Since then, numbers may have fallen further as employers now have to contribute to the furlough scheme, with the ONS Business Insights and Conditions Survey, published this week, estimating that between 1.1 and 1.6 million people are still on furlough.
The Government says that in the last three months younger people have moved off the scheme twice as fast as all other age brackets, with almost 600,000 under 25s moving off the scheme. The proportion of furloughed staff aged under 18 fell from 13% in May to 7% in June; for those aged 18 to 24 it feel from 10% to 6%.
Meanwhile, 10% of workers over 65 are reported to be still on furlough, the highest proportion of any age group and one in three of furloughed workers are estimated to be over 50, raising fears about unemployment amid concerns that older people are more likely to find it more difficult to get back into work after a period of unemployment. People over 50 now account for 34% of furloughed people, up from 27% in January, according to Rest Less.

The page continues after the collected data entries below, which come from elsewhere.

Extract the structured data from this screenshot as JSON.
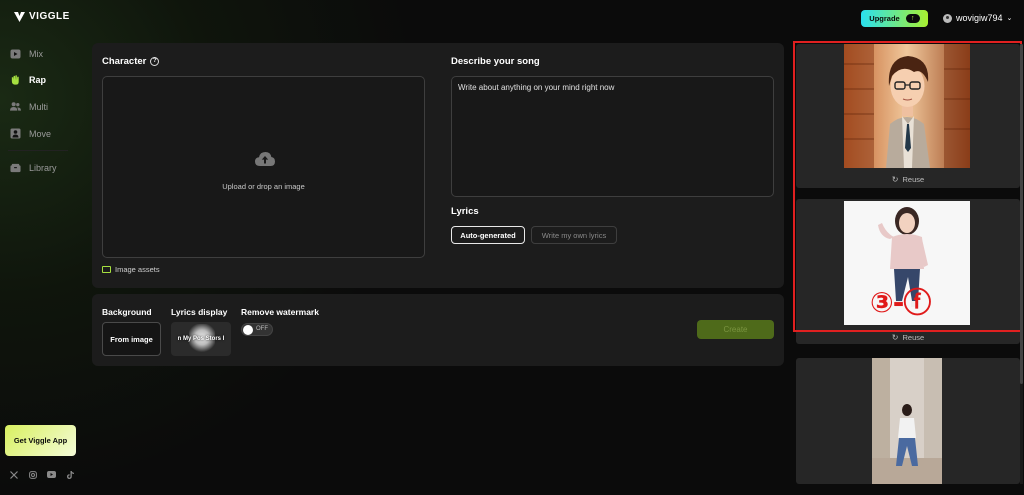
{
  "app": {
    "brand": "VIGGLE"
  },
  "header": {
    "upgrade_label": "Upgrade",
    "upgrade_arrow": "↑",
    "username": "wovigiw794",
    "chevron": "⌄"
  },
  "sidebar": {
    "items": [
      {
        "label": "Mix",
        "icon": "play-square-icon",
        "active": false
      },
      {
        "label": "Rap",
        "icon": "hand-icon",
        "active": true
      },
      {
        "label": "Multi",
        "icon": "users-icon",
        "active": false
      },
      {
        "label": "Move",
        "icon": "person-square-icon",
        "active": false
      },
      {
        "label": "Library",
        "icon": "box-icon",
        "active": false
      }
    ],
    "app_button": "Get Viggle App",
    "socials": [
      "x-icon",
      "instagram-icon",
      "youtube-icon",
      "tiktok-icon"
    ]
  },
  "character": {
    "title": "Character",
    "help_glyph": "?",
    "upload_text": "Upload or drop an image",
    "assets_link": "Image assets"
  },
  "song": {
    "title": "Describe your song",
    "value": "Write about anything on your mind right now"
  },
  "lyrics": {
    "title": "Lyrics",
    "auto_label": "Auto-generated",
    "own_label": "Write my own lyrics"
  },
  "options": {
    "background_label": "Background",
    "background_value": "From image",
    "lyrics_display_label": "Lyrics display",
    "lyrics_display_value": "n My Pos   Stors I",
    "watermark_label": "Remove watermark",
    "watermark_state": "OFF",
    "create_label": "Create"
  },
  "gallery": {
    "reuse_label": "Reuse",
    "overlay_text": "③-ⓕ",
    "colors": {
      "highlight": "#e02020",
      "accent": "#a6e040"
    }
  }
}
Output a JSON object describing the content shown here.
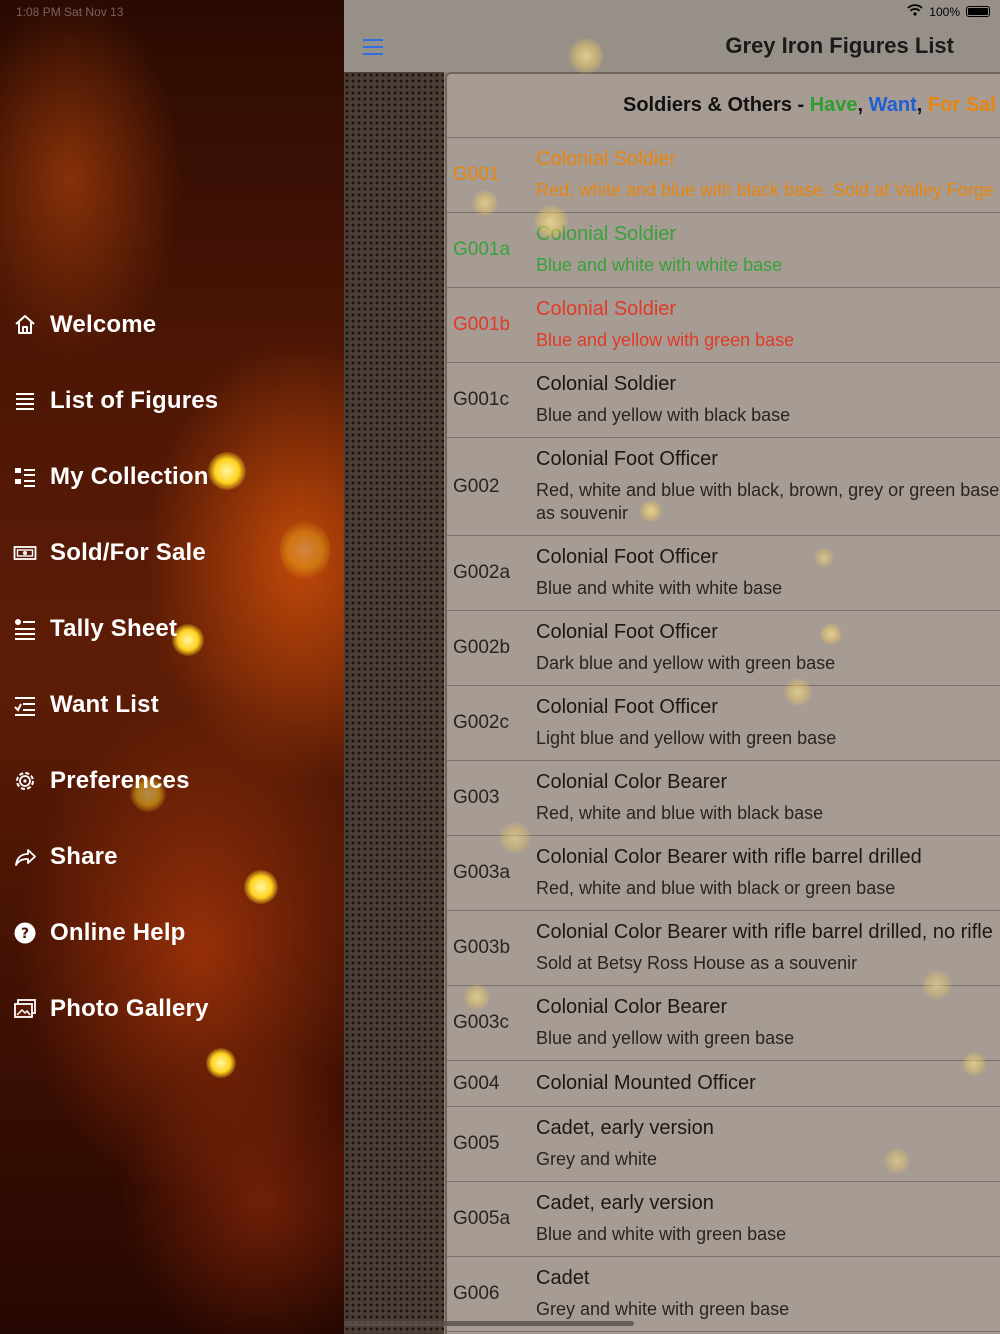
{
  "status_bar": {
    "time": "1:08 PM  Sat Nov 13",
    "battery": "100%"
  },
  "sidebar": {
    "items": [
      {
        "label": "Welcome",
        "icon": "house-icon"
      },
      {
        "label": "List of Figures",
        "icon": "list-icon"
      },
      {
        "label": "My Collection",
        "icon": "checklist-icon"
      },
      {
        "label": "Sold/For Sale",
        "icon": "banknote-icon"
      },
      {
        "label": "Tally Sheet",
        "icon": "tally-icon"
      },
      {
        "label": "Want List",
        "icon": "want-list-icon"
      },
      {
        "label": "Preferences",
        "icon": "gear-icon"
      },
      {
        "label": "Share",
        "icon": "share-arrow-icon"
      },
      {
        "label": "Online Help",
        "icon": "question-icon"
      },
      {
        "label": "Photo Gallery",
        "icon": "photos-icon"
      }
    ]
  },
  "navbar": {
    "title": "Grey Iron Figures List"
  },
  "list": {
    "header": {
      "prefix": "Soldiers & Others - ",
      "have": "Have",
      "comma1": ", ",
      "want": "Want",
      "comma2": ", ",
      "for_sale": "For Sal"
    },
    "colors": {
      "have": "#3aa03a",
      "want": "#1f5ed6",
      "for_sale": "#e8850f",
      "sold": "#e03a28"
    },
    "rows": [
      {
        "code": "G001",
        "name": "Colonial Soldier",
        "desc": [
          "Red, white and blue with black base. Sold at Valley Forge"
        ],
        "status": "orange"
      },
      {
        "code": "G001a",
        "name": "Colonial Soldier",
        "desc": [
          "Blue and white with white base"
        ],
        "status": "green"
      },
      {
        "code": "G001b",
        "name": "Colonial Soldier",
        "desc": [
          "Blue and yellow with green base"
        ],
        "status": "red"
      },
      {
        "code": "G001c",
        "name": "Colonial Soldier",
        "desc": [
          "Blue and yellow with black base"
        ],
        "status": ""
      },
      {
        "code": "G002",
        "name": "Colonial Foot Officer",
        "desc": [
          "Red, white and blue with black, brown, grey or green base",
          "as souvenir"
        ],
        "status": ""
      },
      {
        "code": "G002a",
        "name": "Colonial Foot Officer",
        "desc": [
          "Blue and white with white base"
        ],
        "status": ""
      },
      {
        "code": "G002b",
        "name": "Colonial Foot Officer",
        "desc": [
          "Dark blue and yellow with green base"
        ],
        "status": ""
      },
      {
        "code": "G002c",
        "name": "Colonial Foot Officer",
        "desc": [
          "Light blue and yellow with green base"
        ],
        "status": ""
      },
      {
        "code": "G003",
        "name": "Colonial Color Bearer",
        "desc": [
          "Red, white and blue with black base"
        ],
        "status": ""
      },
      {
        "code": "G003a",
        "name": "Colonial Color Bearer with rifle barrel drilled",
        "desc": [
          "Red, white and blue with black or green base"
        ],
        "status": ""
      },
      {
        "code": "G003b",
        "name": "Colonial Color Bearer with rifle barrel drilled, no rifle",
        "desc": [
          "Sold at Betsy Ross House as a souvenir"
        ],
        "status": ""
      },
      {
        "code": "G003c",
        "name": "Colonial Color Bearer",
        "desc": [
          "Blue and yellow with green base"
        ],
        "status": ""
      },
      {
        "code": "G004",
        "name": "Colonial Mounted Officer",
        "desc": [],
        "status": ""
      },
      {
        "code": "G005",
        "name": "Cadet, early version",
        "desc": [
          "Grey and white"
        ],
        "status": ""
      },
      {
        "code": "G005a",
        "name": "Cadet, early version",
        "desc": [
          "Blue and white with green base"
        ],
        "status": ""
      },
      {
        "code": "G006",
        "name": "Cadet",
        "desc": [
          "Grey and white with green base"
        ],
        "status": ""
      }
    ]
  }
}
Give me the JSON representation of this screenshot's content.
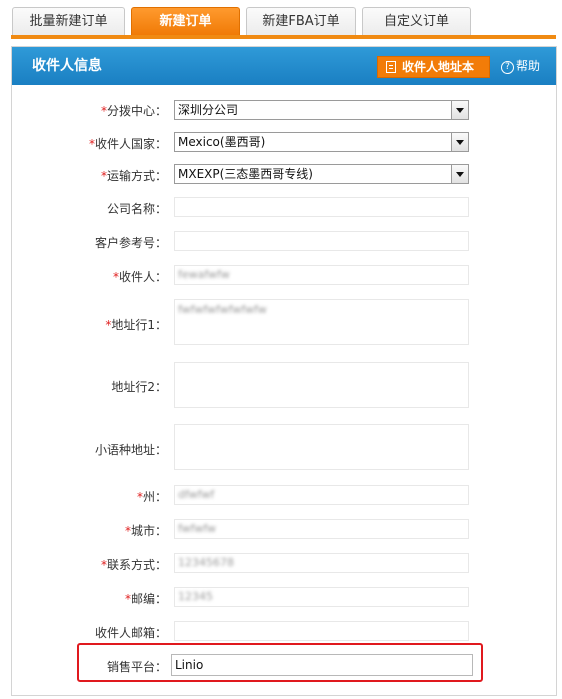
{
  "tabs": [
    {
      "label": "批量新建订单"
    },
    {
      "label": "新建订单"
    },
    {
      "label": "新建FBA订单"
    },
    {
      "label": "自定义订单"
    }
  ],
  "panel": {
    "title": "收件人信息",
    "address_book_button": "收件人地址本",
    "help": "帮助"
  },
  "form": {
    "distribution_center": {
      "label": "分拨中心：",
      "value": "深圳分公司"
    },
    "recipient_country": {
      "label": "收件人国家：",
      "value": "Mexico(墨西哥)"
    },
    "shipping_method": {
      "label": "运输方式：",
      "value": "MXEXP(三态墨西哥专线)"
    },
    "company_name": {
      "label": "公司名称：",
      "value": ""
    },
    "customer_reference": {
      "label": "客户参考号：",
      "value": ""
    },
    "recipient": {
      "label": "收件人：",
      "value": "fewafwfw"
    },
    "address_line1": {
      "label": "地址行1：",
      "value": "fwfwfwfwfwfwfw"
    },
    "address_line2": {
      "label": "地址行2：",
      "value": ""
    },
    "local_language_address": {
      "label": "小语种地址：",
      "value": ""
    },
    "state": {
      "label": "州：",
      "value": "dfwfwf"
    },
    "city": {
      "label": "城市：",
      "value": "fwfwfw"
    },
    "phone": {
      "label": "联系方式：",
      "value": "12345678"
    },
    "postcode": {
      "label": "邮编：",
      "value": "12345"
    },
    "email": {
      "label": "收件人邮箱：",
      "value": ""
    },
    "sales_platform": {
      "label": "销售平台：",
      "value": "Linio"
    }
  },
  "required_mark": "*",
  "colors": {
    "accent": "#f08a12",
    "header_blue": "#1a7fc2",
    "highlight_red": "#e0191e",
    "required_red": "#e02020"
  }
}
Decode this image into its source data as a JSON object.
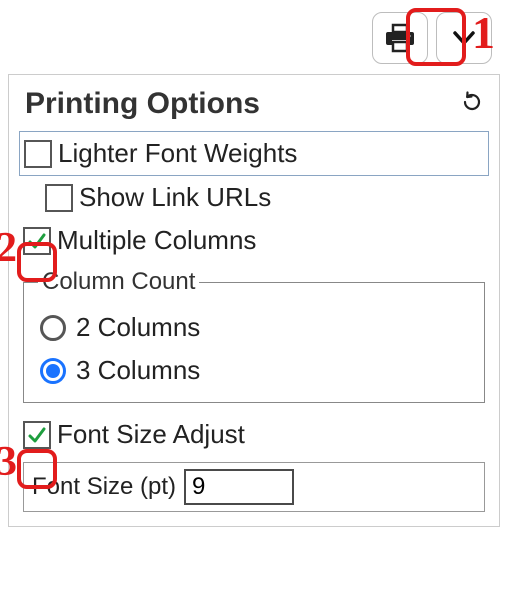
{
  "panel": {
    "title": "Printing Options"
  },
  "options": {
    "lighter_font_weights": {
      "label": "Lighter Font Weights",
      "checked": false
    },
    "show_link_urls": {
      "label": "Show Link URLs",
      "checked": false
    },
    "multiple_columns": {
      "label": "Multiple Columns",
      "checked": true
    },
    "font_size_adjust": {
      "label": "Font Size Adjust",
      "checked": true
    }
  },
  "column_count": {
    "legend": "Column Count",
    "options": [
      {
        "label": "2 Columns",
        "value": 2
      },
      {
        "label": "3 Columns",
        "value": 3
      }
    ],
    "selected": 3
  },
  "font_size": {
    "label": "Font Size (pt)",
    "value": "9"
  },
  "annotations": {
    "n1": "1",
    "n2": "2",
    "n3": "3"
  }
}
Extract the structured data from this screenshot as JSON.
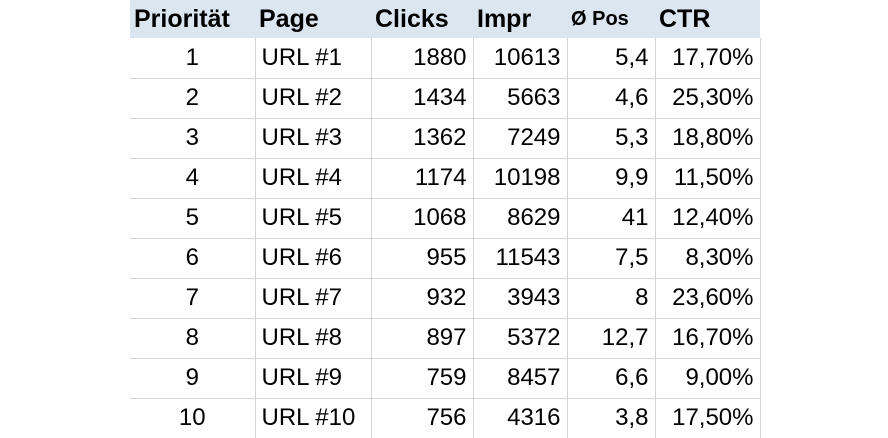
{
  "table": {
    "headers": [
      "Priorität",
      "Page",
      "Clicks",
      "Impr",
      "Ø Pos",
      "CTR"
    ],
    "header_bg": "#dce6f1",
    "grid_color": "#d4d4d4",
    "rows": [
      [
        "1",
        "URL #1",
        "1880",
        "10613",
        "5,4",
        "17,70%"
      ],
      [
        "2",
        "URL #2",
        "1434",
        "5663",
        "4,6",
        "25,30%"
      ],
      [
        "3",
        "URL #3",
        "1362",
        "7249",
        "5,3",
        "18,80%"
      ],
      [
        "4",
        "URL #4",
        "1174",
        "10198",
        "9,9",
        "11,50%"
      ],
      [
        "5",
        "URL #5",
        "1068",
        "8629",
        "41",
        "12,40%"
      ],
      [
        "6",
        "URL #6",
        "955",
        "11543",
        "7,5",
        "8,30%"
      ],
      [
        "7",
        "URL #7",
        "932",
        "3943",
        "8",
        "23,60%"
      ],
      [
        "8",
        "URL #8",
        "897",
        "5372",
        "12,7",
        "16,70%"
      ],
      [
        "9",
        "URL #9",
        "759",
        "8457",
        "6,6",
        "9,00%"
      ],
      [
        "10",
        "URL #10",
        "756",
        "4316",
        "3,8",
        "17,50%"
      ]
    ]
  }
}
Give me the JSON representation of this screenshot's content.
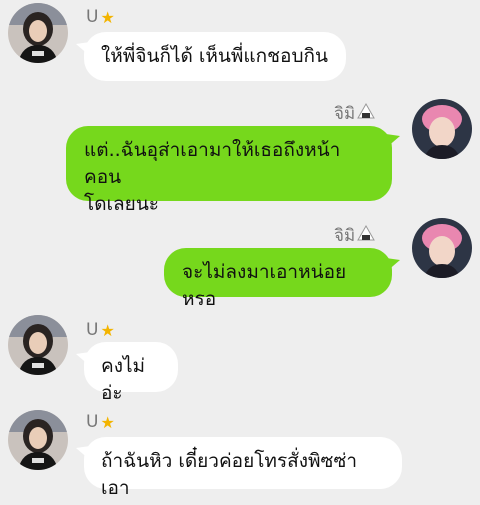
{
  "colors": {
    "background": "#eeeeee",
    "incoming_bubble": "#ffffff",
    "outgoing_bubble": "#76d81c",
    "name_text": "#777777",
    "star": "#f3b400"
  },
  "messages": [
    {
      "sender": "U",
      "sender_badge": "star-icon",
      "side": "left",
      "text": "ให้พี่จินก็ได้ เห็นพี่แกชอบกิน"
    },
    {
      "sender": "จิมิ",
      "sender_badge": "rice-ball-icon",
      "side": "right",
      "text_line1": "แต่..ฉันอุส่าเอามาให้เธอถึงหน้าคอน",
      "text_line2": "โดเลยนะ"
    },
    {
      "sender": "จิมิ",
      "sender_badge": "rice-ball-icon",
      "side": "right",
      "text": "จะไม่ลงมาเอาหน่อยหรอ"
    },
    {
      "sender": "U",
      "sender_badge": "star-icon",
      "side": "left",
      "text": "คงไม่อ่ะ"
    },
    {
      "sender": "U",
      "sender_badge": "star-icon",
      "side": "left",
      "text": "ถ้าฉันหิว เดี๋ยวค่อยโทรสั่งพิซซ่าเอา"
    }
  ]
}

When it comes to sectors, hospitality and retail no longer make up the majority of all those on furlough. The arts, education and recreation industry, and the transportation and storage industry have the highest proportion of workers still on furlough, at 16%, and 11% respectively. Within the arts, education and recreation industry, the highest proportion of the workforce reported to be on furlough leave is in the performing arts sector. Within the transportation and storage industry, the highest proportion of the workforce reported to be on furlough leave is in the operation of warehousing and storage facilities for land transport activities, and the service activities incidental to air transportation sectors.
Starting on 1st August, the employer contribution to furlough costs will increase to 20%, with the Government paying 60% of wages [up to a maximum cap of £1,875 per month], and that contribution level will continue until the scheme ends at the end of September.
The figures show that those on furlough are more likely to be partially furloughed than on full furlough. Since 1st July, employers have been able to furlough their employees for part of their usual hours, with the employee free to work the remainder.
The furlough scheme is set to end on 30th September.
Meanwhile, a survey by CIPHR shows two-fifths [39%] of employees have not been consulted about returning to the workplace. Forty per cent of the 1,000 workers surveyed said they had not been asked for their views on how many days they would like to be in the office.